Sommet de New Delhi sur l'IA: beaucoup d'inquiétudes et quelques règles
Sommet mondial de l’IA à New Delhi : emploi, énergie, régulation… le gratin de l’IA se réunit pour anticiper les risques et opportunités. ©ARUN SANKAR / AFP

La capitale indienne New Delhi accueille à partir de lundi le gratin mondial de l'intelligence artificielle (IA) pour un sommet qui doit être consacré à l'impact de cette révolution technologique et aux moyens requis pour les amortir.

Revue des principaux sujets au menu des discussions des 20 chefs d'État et de gouvernement et des milliers de participants attendus jusqu'à vendredi:

Craintes pour l'emploi

L'IA générative menace de chambarder l'ensemble de l'économie telle qu'on la connaît, du développement des logiciels à la création artistique, en passant par le fonctionnement des usines ou le travail juridique.

Réputée pour son industrie du service aux consommateurs et de la logistique informatique, l'Inde risque gros. Les avancées spectaculaires des assistants d'IA ont fait plonger récemment en Bourse le cours des actions des grands noms du secteur.

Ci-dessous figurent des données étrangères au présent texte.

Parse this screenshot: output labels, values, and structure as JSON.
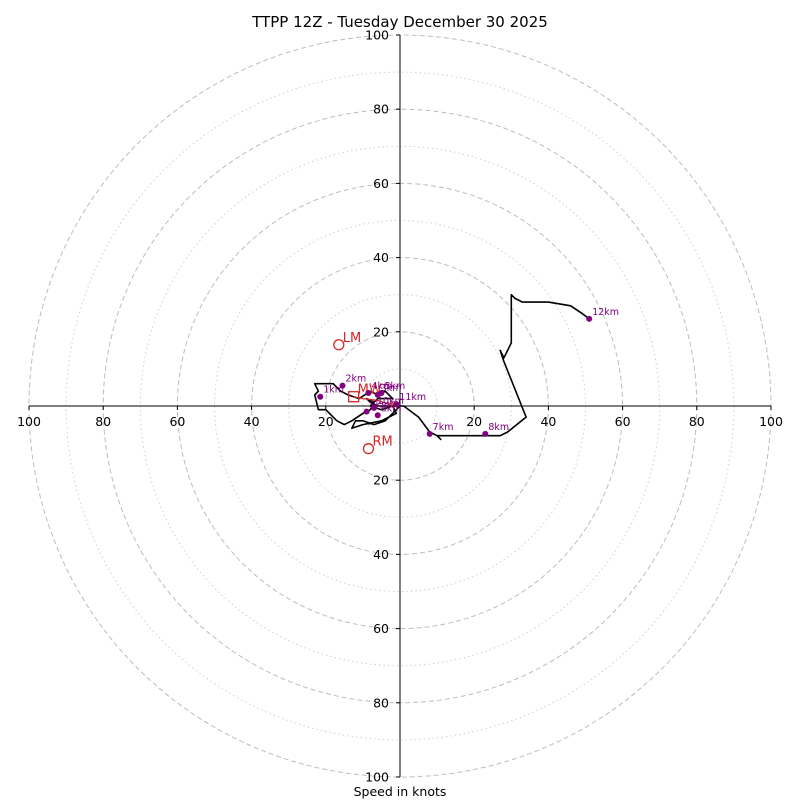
{
  "colors": {
    "trace": "#000000",
    "height_marker": "#800080",
    "motion": "#d62728",
    "ring_major": "#bdbdbd",
    "ring_minor": "#cfcfcf"
  },
  "chart_data": {
    "type": "hodograph",
    "title": "TTPP 12Z - Tuesday December 30 2025",
    "xlabel": "Speed in knots",
    "speed_max": 100,
    "major_rings": [
      20,
      40,
      60,
      80,
      100
    ],
    "minor_rings": [
      10,
      30,
      50,
      70,
      90
    ],
    "tick_values": [
      20,
      40,
      60,
      80,
      100
    ],
    "tick_labels": [
      "20",
      "40",
      "60",
      "80",
      "100"
    ],
    "hodograph_uv": [
      [
        0,
        0
      ],
      [
        -1,
        -1
      ],
      [
        -4,
        -4
      ],
      [
        -7,
        -5
      ],
      [
        -10,
        -4
      ],
      [
        -12,
        -4
      ],
      [
        -13,
        -6
      ],
      [
        -10,
        -5
      ],
      [
        -5,
        -4
      ],
      [
        -1,
        -2
      ],
      [
        -2,
        0
      ],
      [
        -6,
        0
      ],
      [
        -8,
        1
      ],
      [
        -9,
        2
      ],
      [
        -7,
        1
      ],
      [
        -8,
        -1
      ],
      [
        -10,
        -2
      ],
      [
        -13,
        -4
      ],
      [
        -15,
        -5
      ],
      [
        -17,
        -4
      ],
      [
        -20,
        -1
      ],
      [
        -22,
        -1
      ],
      [
        -23,
        3
      ],
      [
        -22,
        4
      ],
      [
        -23,
        6
      ],
      [
        -18,
        6
      ],
      [
        -16,
        4
      ],
      [
        -14,
        3
      ],
      [
        -11,
        2
      ],
      [
        -8,
        4
      ],
      [
        -6,
        3
      ],
      [
        -4,
        4
      ],
      [
        -2,
        2
      ],
      [
        -6,
        2
      ],
      [
        -8,
        0
      ],
      [
        -5,
        -1
      ],
      [
        -2,
        0
      ],
      [
        0,
        0
      ],
      [
        1,
        0
      ],
      [
        5,
        -3
      ],
      [
        8,
        -7
      ],
      [
        10,
        -8
      ],
      [
        11,
        -9
      ],
      [
        10,
        -8
      ],
      [
        12,
        -8
      ],
      [
        20,
        -8
      ],
      [
        27,
        -8
      ],
      [
        29,
        -7
      ],
      [
        34,
        -3
      ],
      [
        32,
        2
      ],
      [
        30,
        7
      ],
      [
        28,
        12
      ],
      [
        27,
        15
      ],
      [
        28,
        13
      ],
      [
        30,
        17
      ],
      [
        30,
        21
      ],
      [
        30,
        30
      ],
      [
        31,
        29
      ],
      [
        33,
        28
      ],
      [
        40,
        28
      ],
      [
        46,
        27
      ],
      [
        49,
        25
      ],
      [
        51,
        23.5
      ]
    ],
    "height_labels": [
      {
        "label": "1km",
        "u": -21.5,
        "v": 2.5
      },
      {
        "label": "2km",
        "u": -15.5,
        "v": 5.5
      },
      {
        "label": "3km",
        "u": -6,
        "v": 3
      },
      {
        "label": "4km",
        "u": -8.5,
        "v": 3.5
      },
      {
        "label": "5km",
        "u": -5,
        "v": 3.5
      },
      {
        "label": "6km",
        "u": -6,
        "v": -2.5
      },
      {
        "label": "7km",
        "u": 8,
        "v": -7.5
      },
      {
        "label": "8km",
        "u": 23,
        "v": -7.5
      },
      {
        "label": "12km",
        "u": 51,
        "v": 23.5
      },
      {
        "label": "9km",
        "u": -9,
        "v": -1.5
      },
      {
        "label": "10km",
        "u": -7,
        "v": -0.5
      },
      {
        "label": "11km",
        "u": -1,
        "v": 0.5
      }
    ],
    "storm_motion": {
      "LM": {
        "label": "LM",
        "u": -16.5,
        "v": 16.5
      },
      "RM": {
        "label": "RM",
        "u": -8.5,
        "v": -11.5
      },
      "MW": {
        "label": "MW",
        "u": -12.5,
        "v": 2.5
      },
      "vector_end": {
        "u": -1,
        "v": 0.5
      },
      "end_label": "0",
      "arrow_uv": [
        [
          -12.5,
          2.5
        ],
        [
          -10,
          2
        ],
        [
          -6,
          1.5
        ],
        [
          -3,
          0.5
        ],
        [
          -1,
          0.5
        ]
      ]
    }
  }
}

«L'automatisation, les systèmes intelligents et les processus fondés sur l'utilisation des données prennent déjà le pas sur les tâches routinières ou répétitives, et bouleversent les structures d'emploi traditionnelles», relèvent les organisateurs du sommet de Delhi.

«Si ces évolutions peuvent apporter plus d'efficacité et d'innovation, elles risquent aussi d'affecter des pans entiers de la main-d'œuvre existante», avertissent-ils.

Mauvais robots

Le sommet indien est le 4ᵉ d'une série entamée en 2023 sous le vocable de «sommet de l'IA sur la sécurité». La prévention des risques que fait peser l'IA sur la «vraie vie» est restée une priorité.

Aux États-Unis, les familles d'utilisateurs d'outils d'IA qui se sont suicidés ont accusé l'assistant conversationnel ChatGPT et son fabricant OpenAI d'avoir contribué à leur geste. L'entreprise a assuré faire tous les efforts pour l'éviter.

La firme X d'Elon Musk s'est par ailleurs retrouvée au cœur d'un scandale mondial à cause de son assistant Grok, qui a permis d'inonder les réseaux sociaux d'images de personnes dénudées.

Parmi les autres inquiétudes générées par l'IA, on peut citer la violation des droits d'auteurs et son utilisation massive pour les fraudes en ligne.

Besoins en énergie

Les géants de la «tech» ont investi des centaines de milliards de dollars pour faire pousser aux quatre coins de la planète des centres de données toujours plus gigantesques, et toujours plus énergivores.

L'Agence internationale de l'énergie (AIE) a estimé que la quantité d'électricité requise pour leur fonctionnement - déjà estimée en 2024 à 1,5% de la consommation mondiale - allait doubler d'ici à 2030.

Cette voracité menace le rythme de la transition vers les énergies renouvelables et les objectifs de réduction des émissions de carbone. Spécialement en Inde, dont les deux tiers de l'électricité consommée sont encore produits par de très polluantes centrales à charbon.

Les quantités d'énergie absorbées par les infrastructures liées à l'IA risquent également de perturber l'approvisionnement des populations, spécialement dans les régions du monde les plus chaudes.

Efforts de régulation

En Corée du Sud, une série de lois ont été votées en janvier pour, entre autres, imposer aux entreprises de mentionner expressément tout recours à l'IA.

D'autres pays lui ont emboîté le pas, malgré l'avertissement lancé par le vice-président américain JD Vance contre toute «régulation excessive» du secteur, synonyme selon lui de péril pour l'innovation.

L'Union européenne a ainsi autorisé l'interdiction de l'IA si elle venait à faire peser des «risques inacceptables» sur la société, notamment en permettant l'identification en temps réel de la population dans l'espace public ou la prévention des risques criminels.

«On va tous mourir»

D'autres menaces semblent plus lointaines, quoique... L'arrivée de l'IA nourrit des peurs existentielles, comme celles de la mise en service d'une machine dont les capacités de réflexion concurrenceraient celles des humains et, même, s'y opposeraient.

Comme l'emblématique ordinateur HAL 9000 dans le film de Stanley Kubrick «2001, L'Odyssée de l'espace».

Récemment, des chercheurs d'OpenAI et de son rival Anthropic ont démissionné pour dénoncer publiquement les implications éthiques de leurs travaux.

Auteur l'an dernier d'un livre dont le titre peut se traduire par «Si tout le monde le construit, on va tous mourir: pourquoi l'IA surhumaine va tous nous tuer», le scientifique Eliezer Yudkowsky a comparé la puissance de l'IA à celle des armes nucléaires.